Orion launch rescheduled for Friday

Orion launch rescheduled for Friday

NASA's Orion deep-spacecraft's first test flight has been delayed until Friday morning. Now there is very less time left with the Cape Canaveral Air Force Station for resolving the last problem. The issue is with balky valves that load and drain the liquid-hydrogen fuel tanks on the Delta IV 'heavy' rocket.

The spacecraft was supposed to be launched at 7:05 am Eastern Standard Time and was scheduled to splash down in the Pacific Ocean off of Baja California at 11:29 pm, EST. The test flight is intended to take the craft on two orbits of Earth and the second one would take the Orion about 3,600 miles above Earth before starting reentry.

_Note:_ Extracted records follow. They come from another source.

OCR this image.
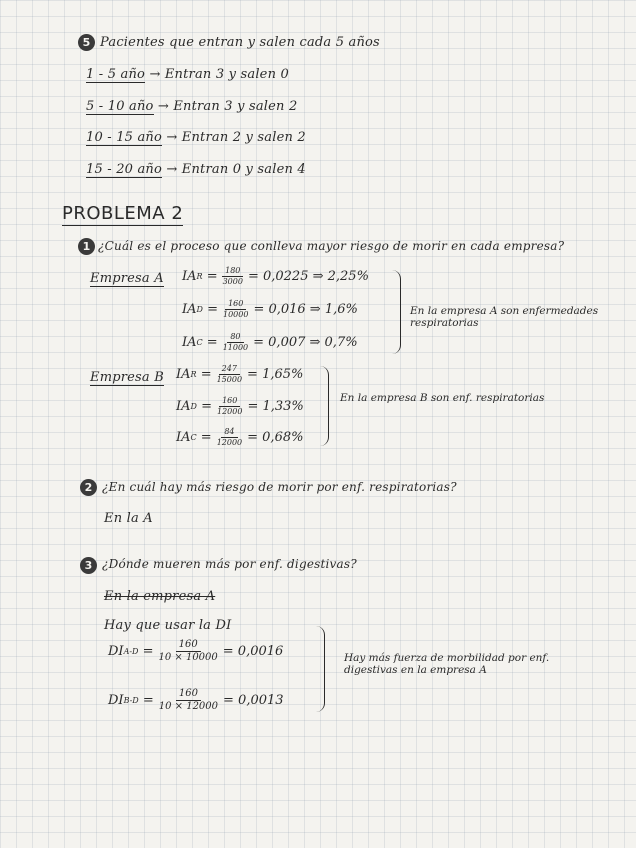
5 Pacientes que entran y salen cada 5 años
1 - 5 año → Entran 3 y salen 0
5 - 10 año → Entran 3 y salen 2
10 - 15 año → Entran 2 y salen 2
15 - 20 año → Entran 0 y salen 4
PROBLEMA 2
1 ¿Cuál es el proceso que conlleva mayor riesgo de morir en cada empresa?
Empresa A IA $R = \frac{180}{3000} = 0,0225$ ⇒ 2,25%
IA $D = \frac{160}{10000} = 0,016$ ⇒ 1,6%
IA $C = \frac{80}{11000} = 0,007$ ⇒ 0,7%
En la empresa A son enfermedades respiratorias
Empresa B IA $R = \frac{247}{15000} = 1,65\%$
IA $D = \frac{160}{12000} = 1,33\%$
IA $C = \frac{84}{12000} = 0,68\%$
En la empresa B son enf. respiratorias
2 ¿En cuál hay más riesgo de morir por enf. respiratorias?
En la A
3 ¿Dónde mueren más por enf. digestivas?
En la empresa A
Hay que usar la DI
DI $A-D = \frac{160}{10 \times 10000} = 0,0016$
DI $B-D = \frac{160}{10 \times 12000} = 0,0013$
Hay más fuerza de morbilidad por enf. digestivas en la empresa A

NASA Administrator Charles Bolden Jr. said that the agency's Mercury, Gemini, and Apollo programs in the 1960s and 1970s took humans on moon for the first time.

Bolden also said that the US and its partners began learning to build and work with space-based infrastructure through shuttle and space station programs and these were essential to be serious about deep-space exploration. The spacecraft would be the first human-rated spacecraft to go ahead of low-Earth orbit in 42 years.

Mr. Bolden said a successful Orion launch would symbolize 'Day One, the beginning of the Mars era' for human spaceflight and that 'Day One' would arrive a bit later.

Everything was alright in the morning without any technical fault and it was somewhere expected that the launch would occur on time. Michael Hawes, who heads the Orion program at Lockheed Martin said the Orion parts were performing well. Lockheed Martin is constructing the craft.